Read also: LCK signs massive deal with Naver and SOOP for exclusive Korean broadcasts

Whether CHZZK extends its ambitions internationally, and how it navigates the inevitable pressure to monetize its audience more aggressively as growth levels off, are the open questions heading into the mid-2020s. For now, it remains one of the most significant platform launches in the recent history of regional livestreaming — a case study in how quickly a well-resourced company with an existing ecosystem can establish a major position in a market that seemed, until very recently, like someone else's.

CHZZK's place compared to other platforms at the end of 2025, via our Q4 2025 Global Livestreaming Landscape Alongside SOOP Korea, CHZZK stands at the head of the non-major Korean livestreaming market. The two platforms together dominate Korean-language streaming viewership, leaving services like NimoTV and Bigo LIVE far behind in the regional standings. Their rivalry, which plays out across creator recruitment, esports rights, and product feature development, is now the defining competitive dynamic of one of the world's most digitally active streaming markets — and one of the more fascinating to track for anyone interested in how regional platforms compete in the shadow of global giants.

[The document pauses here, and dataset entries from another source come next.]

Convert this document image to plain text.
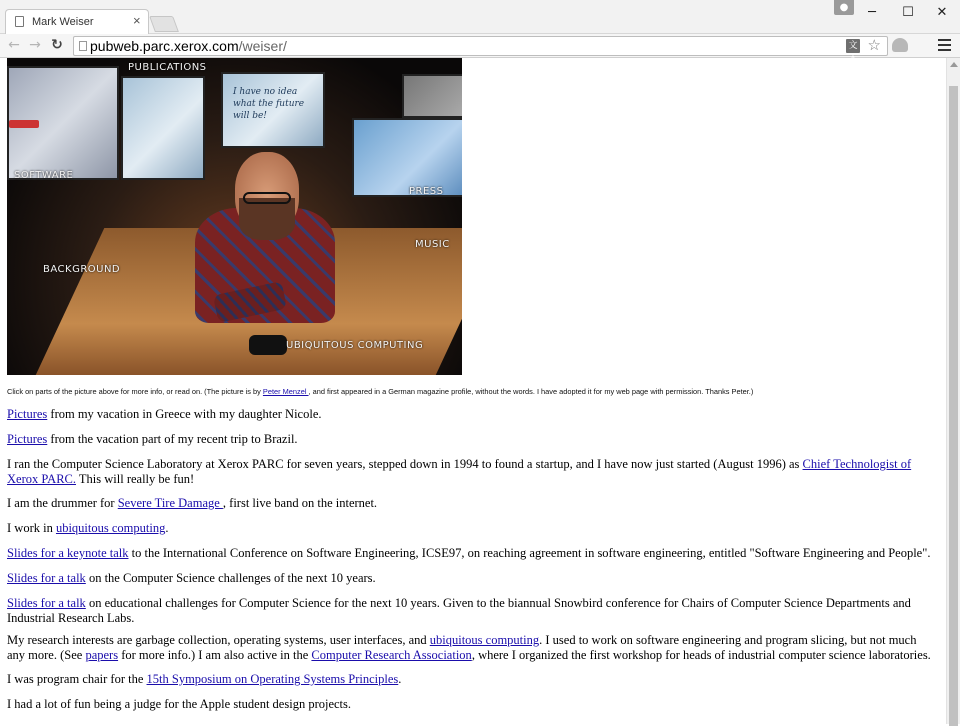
Mark Weiser	×
●	─	☐	✕
← → ↻ pubweb.parc.xerox.com/weiser/	文A
☆
I have no idea what the future will be!
PUBLICATIONS
SOFTWARE
PRESS
MUSIC
BACKGROUND
UBIQUITOUS COMPUTING
Click on parts of the picture above for more info, or read on. (The picture is by Peter Menzel , and first appeared in a German magazine profile, without the words. I have adopted it for my web page with permission. Thanks Peter.)
Pictures from my vacation in Greece with my daughter Nicole.
Pictures from the vacation part of my recent trip to Brazil.
I ran the Computer Science Laboratory at Xerox PARC for seven years, stepped down in 1994 to found a startup, and I have now just started (August 1996) as Chief Technologist of Xerox PARC. This will really be fun!
I am the drummer for Severe Tire Damage , first live band on the internet.
I work in ubiquitous computing.
Slides for a keynote talk to the International Conference on Software Engineering, ICSE97, on reaching agreement in software engineering, entitled "Software Engineering and People".
Slides for a talk on the Computer Science challenges of the next 10 years.
Slides for a talk on educational challenges for Computer Science for the next 10 years. Given to the biannual Snowbird conference for Chairs of Computer Science Departments and Industrial Research Labs.
My research interests are garbage collection, operating systems, user interfaces, and ubiquitous computing. I used to work on software engineering and program slicing, but not much any more. (See papers for more info.) I am also active in the Computer Research Association, where I organized the first workshop for heads of industrial computer science laboratories.
I was program chair for the 15th Symposium on Operating Systems Principles.
I had a lot of fun being a judge for the Apple student design projects.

Frequently asked questions

Everything you need to know about Naver CHZZK and the Korean streaming market:

Why did Twitch exit South Korea, and how did it affect the Korean streaming market?

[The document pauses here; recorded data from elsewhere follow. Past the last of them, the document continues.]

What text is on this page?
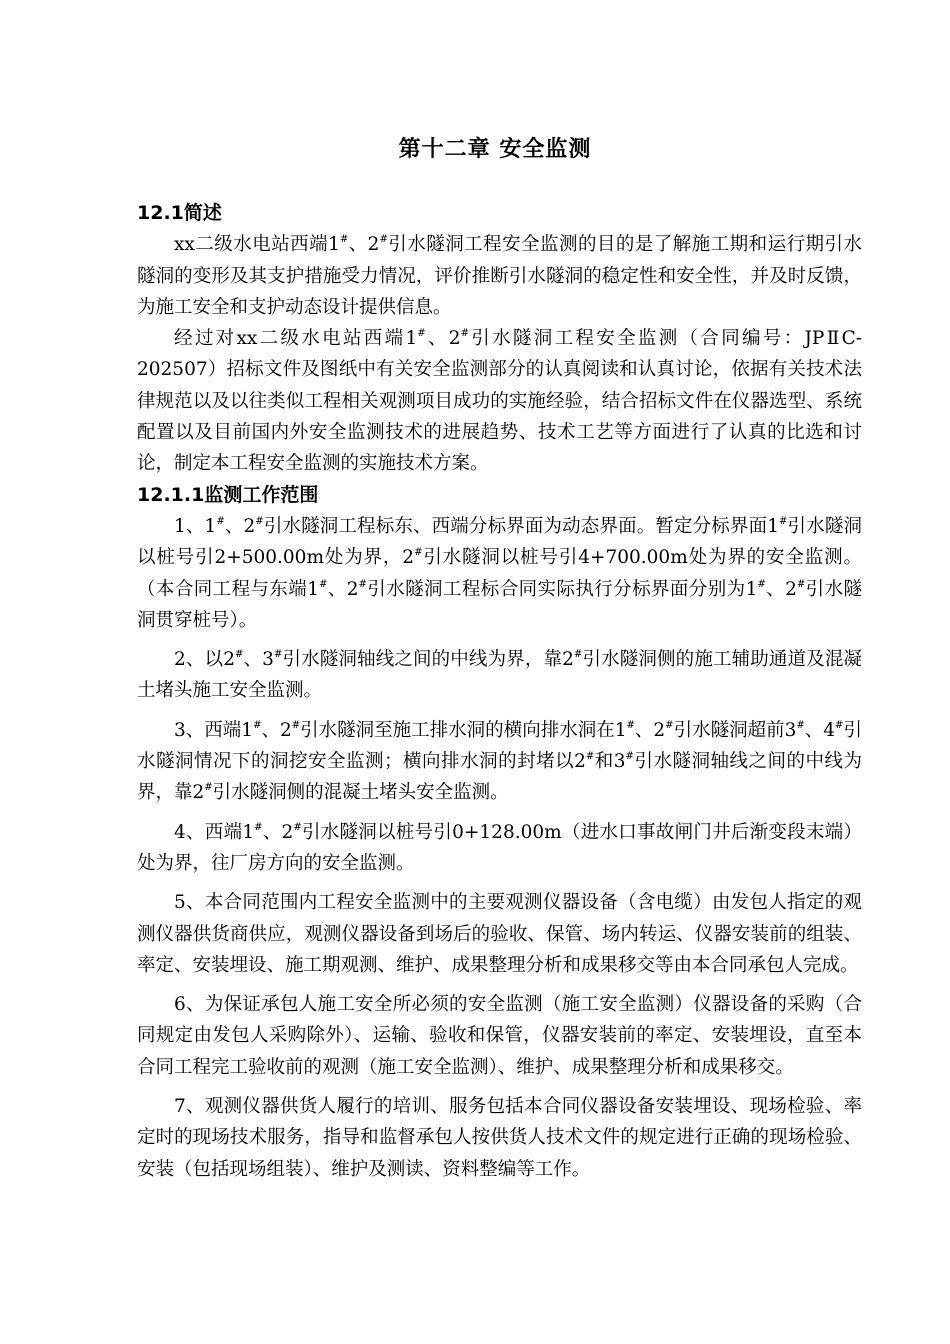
第十二章 安全监测
12.1简述

xx二级水电站西端1#、2#引水隧洞工程安全监测的目的是了解施工期和运行期引水隧洞的变形及其支护措施受力情况，评价推断引水隧洞的稳定性和安全性，并及时反馈，为施工安全和支护动态设计提供信息。

经过对xx二级水电站西端1#、2#引水隧洞工程安全监测（合同编号：JPⅡC-202507）招标文件及图纸中有关安全监测部分的认真阅读和认真讨论，依据有关技术法律规范以及以往类似工程相关观测项目成功的实施经验，结合招标文件在仪器选型、系统配置以及目前国内外安全监测技术的进展趋势、技术工艺等方面进行了认真的比选和讨论，制定本工程安全监测的实施技术方案。

12.1.1监测工作范围

1、1#、2#引水隧洞工程标东、西端分标界面为动态界面。暂定分标界面1#引水隧洞以桩号引2+500.00m处为界，2#引水隧洞以桩号引4+700.00m处为界的安全监测。（本合同工程与东端1#、2#引水隧洞工程标合同实际执行分标界面分别为1#、2#引水隧洞贯穿桩号）。

2、以2#、3#引水隧洞轴线之间的中线为界，靠2#引水隧洞侧的施工辅助通道及混凝土堵头施工安全监测。

3、西端1#、2#引水隧洞至施工排水洞的横向排水洞在1#、2#引水隧洞超前3#、4#引水隧洞情况下的洞挖安全监测；横向排水洞的封堵以2#和3#引水隧洞轴线之间的中线为界，靠2#引水隧洞侧的混凝土堵头安全监测。

4、西端1#、2#引水隧洞以桩号引0+128.00m（进水口事故闸门井后渐变段末端）处为界，往厂房方向的安全监测。

5、本合同范围内工程安全监测中的主要观测仪器设备（含电缆）由发包人指定的观测仪器供货商供应，观测仪器设备到场后的验收、保管、场内转运、仪器安装前的组装、率定、安装埋设、施工期观测、维护、成果整理分析和成果移交等由本合同承包人完成。

6、为保证承包人施工安全所必须的安全监测（施工安全监测）仪器设备的采购（合同规定由发包人采购除外）、运输、验收和保管，仪器安装前的率定、安装埋设，直至本合同工程完工验收前的观测（施工安全监测）、维护、成果整理分析和成果移交。

7、观测仪器供货人履行的培训、服务包括本合同仪器设备安装埋设、现场检验、率定时的现场技术服务，指导和监督承包人按供货人技术文件的规定进行正确的现场检验、安装（包括现场组装）、维护及测读、资料整编等工作。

Twitch CEO Dan Clancy reason network infrastructure costs — specifically, operating fees that were higher in South Korea than anywhere else in the world — which made Korean operations financially unsustainable. This vacuum left behind by Twitch in the Korean streaming market rapidly accelerated the launch of CHZZK, and prompted existing platform AfreecaTV (now SOOP Korea) to absorb displaced the Korean-language community. The event reshaped the entire streaming platform comparison Korea landscape within weeks.

What is CHZZK, and who operates it?

CHZZK is a livestreaming platform operated by Naver — South Korea's dominant search engine and technology conglomerate. It launched its open beta in December 2023, just days after Twitch officially announced its departure from the South Korean market. The platform was designed to feel familiar to Twitch users and with features deliberately shaped around the Twitch experience, making migration as frictionless as possible for displaced Korean streamers and viewers.

What content is most popular on CHZZK?

Gaming content dominates CHZZK, with viewership spread across more than 3,000 different titles each month — a breadth that distinguishes it from competitors. League of Legends is the single largest driver of CHZZK viewership, reflecting its dominance across all Korean-language streaming platforms. Other top-performing games are available to explore on our Games tab with the CHZZK filter.

What makes the Naver ecosystem a strategic advantage for CHZZK?

Naver operates South Korea's dominant search engine, most-used news platform, popular community boards (Naver Cafe), shopping infrastructure, and payments system. Korean internet culture is deeply embedded in these tools, meaning the vast majority of CHZZK's target audience already had Naver accounts, was familiar with its payment systems, and participated in community structures that CHZZK plugged directly into. 

How does CHZZK compare to SOOP Korea in Korean streaming market share?

As of early 2026, the two platforms operate at broadly comparable scale. The competitive gap has tightened sharply since CHZZK's launch, and it now leads SOOP Korea in active channels and breadth of gaming content, while SOOP maintains a slight edge in average concurrent viewership. In terms of Korean streaming market share, the two together dominate Korean-language livestreaming.

Can users outside South Korea access CHZZK?

Technically yes, but in practice CHZZK is a Korean-domestic platform. Its content is almost entirely in Korean, and full functionality requires a Naver account along with a Korean phone number or national identification. International users navigating a Korean-language interface typically need a browser translation extension to use the platform meaningfully.